Zusammengefasst: Ich glaube auf kurz oder lang werde ich angesichts dessen zunehmend frustiert sein, was einer Zufriedenheit im Beruf abträglich ist. Hinzukommt, dass mir - nun wo ich den Vergleich zur Antwaltschaft aus eigener Erfahrung anstellen kann - die Vielseitigkeit der anwaltlichen Tätigkeit fehlt. Ich möchte wieder etwas bewegen und gestalten, wenngleich auch in der Anwaltschaft nicht alles toll war. In der Justiz ist man nach meinem Empfinden irgendwie nur Aktenverwalter mit dem Ziel der Erledigung des Verfahrens in angemessener Zeit, was nach meinem Eindruck angesichts der übrigen Umstände zu einer gewissen Oberflächlichkeit in der Bearbeitung führt. Ähnliches hatten auch schon manche hier in dem Parallelthread aus den Staatsanwaltschaften berichtet. Das kann ich durchaus nachvollziehen, wenn ich mich an manche Anklageschriften erinnere, die wir in meiner Zeit in der großen Strafkammer erhalten haben; diese konnte man zum Teil nur mit erheblichem Aufwand in geänderter Form oder erst nach weiteren Ermittlungen der StA zur Hauptverhandlung zulassen.

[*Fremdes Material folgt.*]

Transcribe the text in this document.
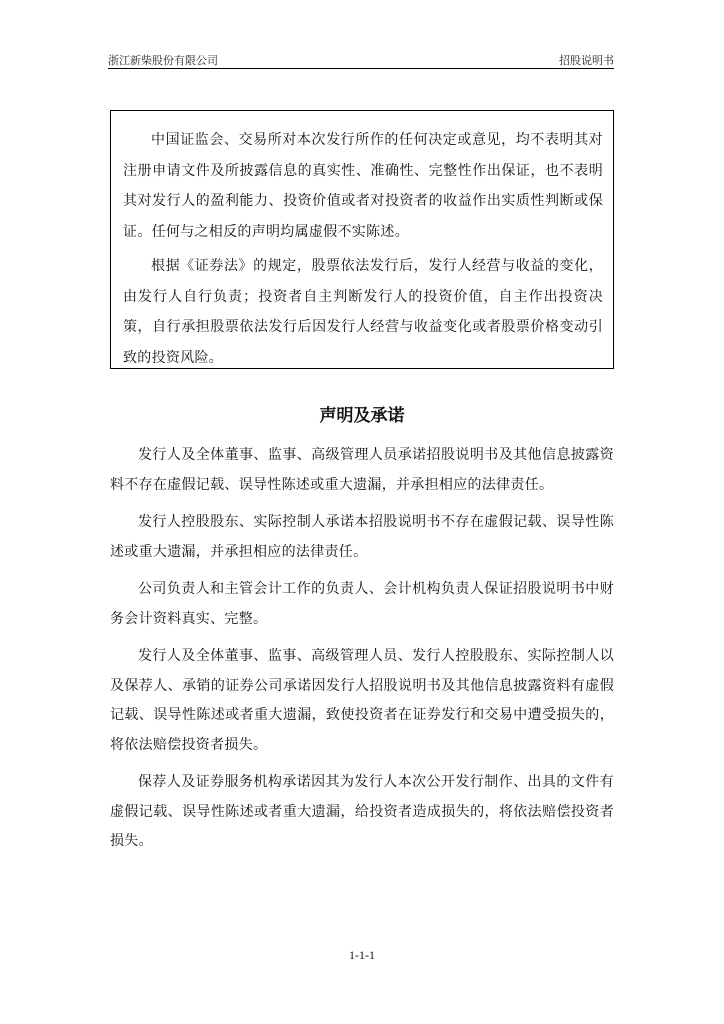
浙江新柴股份有限公司	招股说明书

中国证监会、交易所对本次发行所作的任何决定或意见，均不表明其对注册申请文件及所披露信息的真实性、准确性、完整性作出保证，也不表明其对发行人的盈利能力、投资价值或者对投资者的收益作出实质性判断或保证。任何与之相反的声明均属虚假不实陈述。

根据《证券法》的规定，股票依法发行后，发行人经营与收益的变化，由发行人自行负责；投资者自主判断发行人的投资价值，自主作出投资决策，自行承担股票依法发行后因发行人经营与收益变化或者股票价格变动引致的投资风险。

声明及承诺

发行人及全体董事、监事、高级管理人员承诺招股说明书及其他信息披露资料不存在虚假记载、误导性陈述或重大遗漏，并承担相应的法律责任。

发行人控股股东、实际控制人承诺本招股说明书不存在虚假记载、误导性陈述或重大遗漏，并承担相应的法律责任。

公司负责人和主管会计工作的负责人、会计机构负责人保证招股说明书中财务会计资料真实、完整。

发行人及全体董事、监事、高级管理人员、发行人控股股东、实际控制人以及保荐人、承销的证券公司承诺因发行人招股说明书及其他信息披露资料有虚假记载、误导性陈述或者重大遗漏，致使投资者在证券发行和交易中遭受损失的，将依法赔偿投资者损失。

保荐人及证券服务机构承诺因其为发行人本次公开发行制作、出具的文件有虚假记载、误导性陈述或者重大遗漏，给投资者造成损失的，将依法赔偿投资者损失。

1-1-1
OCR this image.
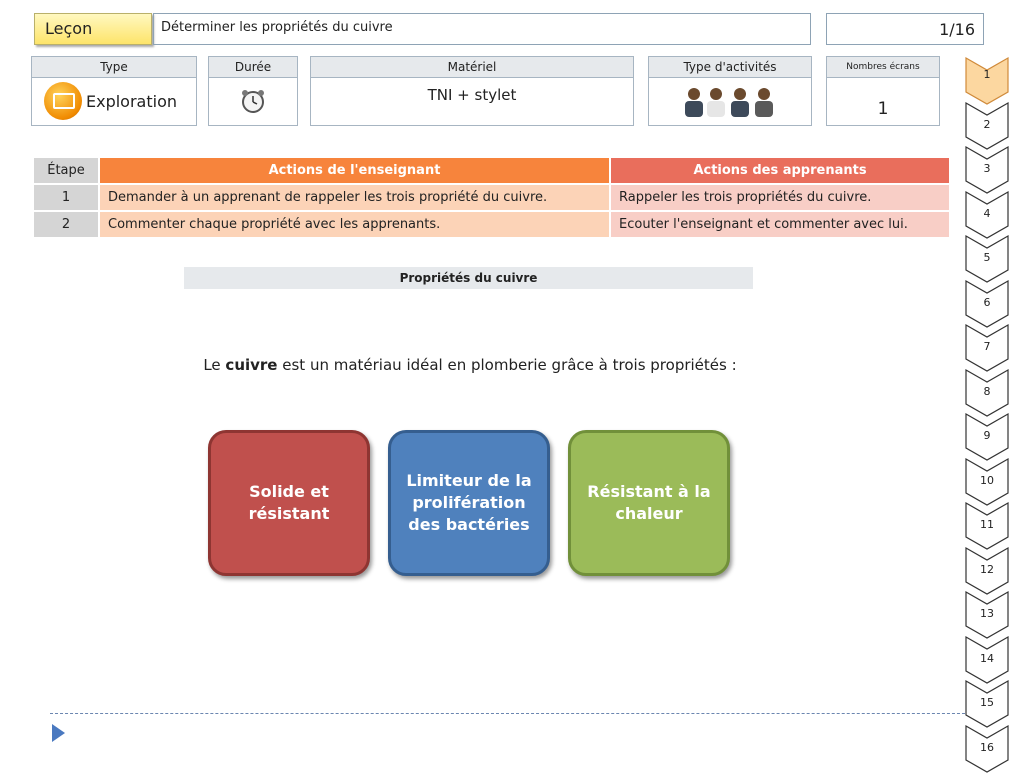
Leçon	Déterminer les propriétés du cuivre	1/16
Type
Exploration
Durée	Matériel
TNI + stylet
Type d'activités	Nombres écrans
1
Étape	Actions de l'enseignant	Actions des apprenants
1	Demander à un apprenant de rappeler les trois propriété du cuivre.	Rappeler les trois propriétés du cuivre.
2	Commenter chaque propriété avec les apprenants.	Ecouter l'enseignant et commenter avec lui.
Propriétés du cuivre
Le cuivre est un matériau idéal en plomberie grâce à trois propriétés :
Solide et résistant
Limiteur de la prolifération des bactéries
Résistant à la chaleur
1
2
3
4
5
6
7
8
9
10
11
12
13
14
15
16
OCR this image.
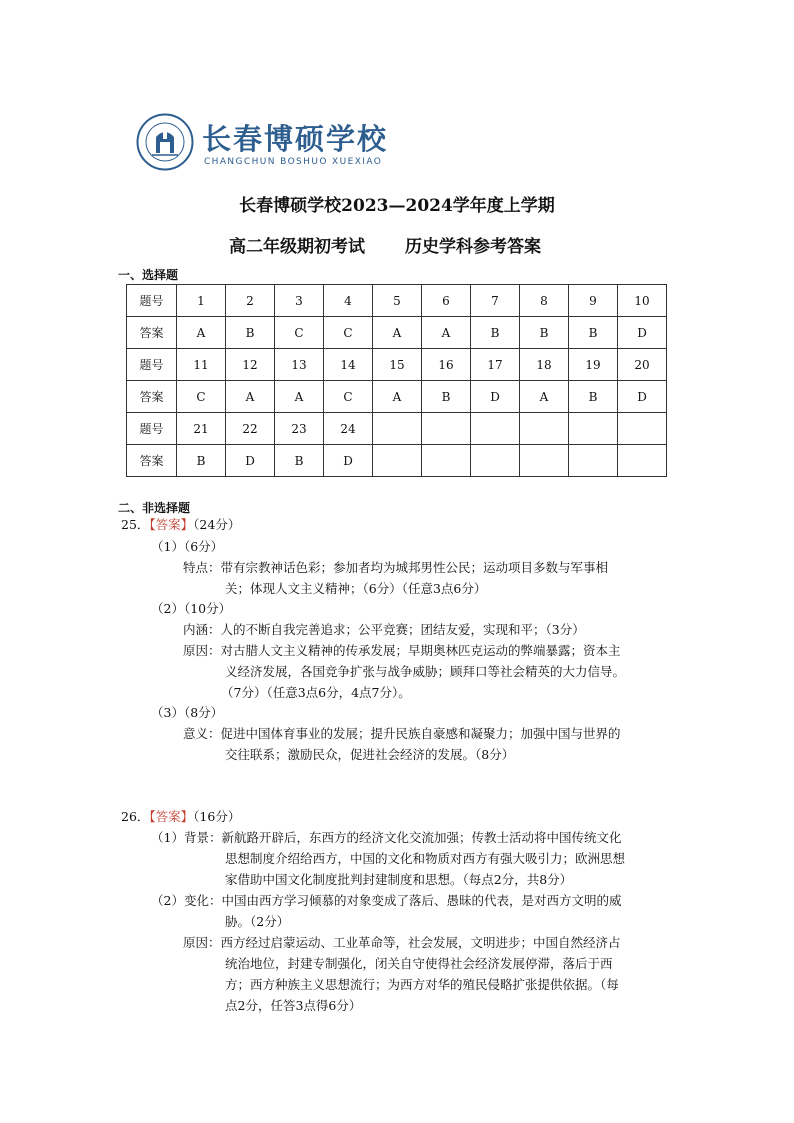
长春博硕学校
CHANGCHUN BOSHUO XUEXIAO
长春博硕学校2023—2024学年度上学期
高二年级期初考试 历史学科参考答案
一、选择题
题号	1	2	3	4	5	6	7	8	9	10
答案	A	B	C	C	A	A	B	B	B	D
题号	11	12	13	14	15	16	17	18	19	20
答案	C	A	A	C	A	B	D	A	B	D
题号	21	22	23	24						
答案	B	D	B	D						
二、非选择题
25．【答案】（24分）
（1）（6分）
特点：带有宗教神话色彩；参加者均为城邦男性公民；运动项目多数与军事相
关；体现人文主义精神；（6分）（任意3点6分）
（2）（10分）
内涵：人的不断自我完善追求；公平竞赛；团结友爱，实现和平；（3分）
原因：对古腊人文主义精神的传承发展；早期奥林匹克运动的弊端暴露；资本主
义经济发展，各国竞争扩张与战争威胁；顾拜口等社会精英的大力信导。
（7分）（任意3点6分，4点7分）。
（3）（8分）
意义：促进中国体育事业的发展；提升民族自豪感和凝聚力；加强中国与世界的
交往联系；激励民众，促进社会经济的发展。（8分）
26．【答案】（16分）
（1）背景：新航路开辟后，东西方的经济文化交流加强；传教士活动将中国传统文化
思想制度介绍给西方，中国的文化和物质对西方有强大吸引力；欧洲思想
家借助中国文化制度批判封建制度和思想。（每点2分，共8分）
（2）变化：中国由西方学习倾慕的对象变成了落后、愚昧的代表，是对西方文明的威
胁。（2分）
原因：西方经过启蒙运动、工业革命等，社会发展，文明进步；中国自然经济占
统治地位，封建专制强化，闭关自守使得社会经济发展停滞，落后于西
方；西方种族主义思想流行；为西方对华的殖民侵略扩张提供依据。（每
点2分，任答3点得6分）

Ich dachte bei meinem Einstieg in die Justiz, ich könnte bei etwas Sinnvollem behilflich sein; im Grunde habe ich aber das Gefühl, das Ergebnis langjähriger und teils anhaltender Sparmaßnahmen ausbaden zu müssen. Es drängt sich mir der Eindruck auf, dass die Justiz nur bloß irgendwie am Laufen gehalten wird - auf Kosten der in der Justiz Beschäftigten, auf Kosten der Parteien bzw. Verfahrensbeteiligten sowie letztlich auf Kosten der Rechtsstaatlichkeit.
Traurig, aber wahr, was du berichtest.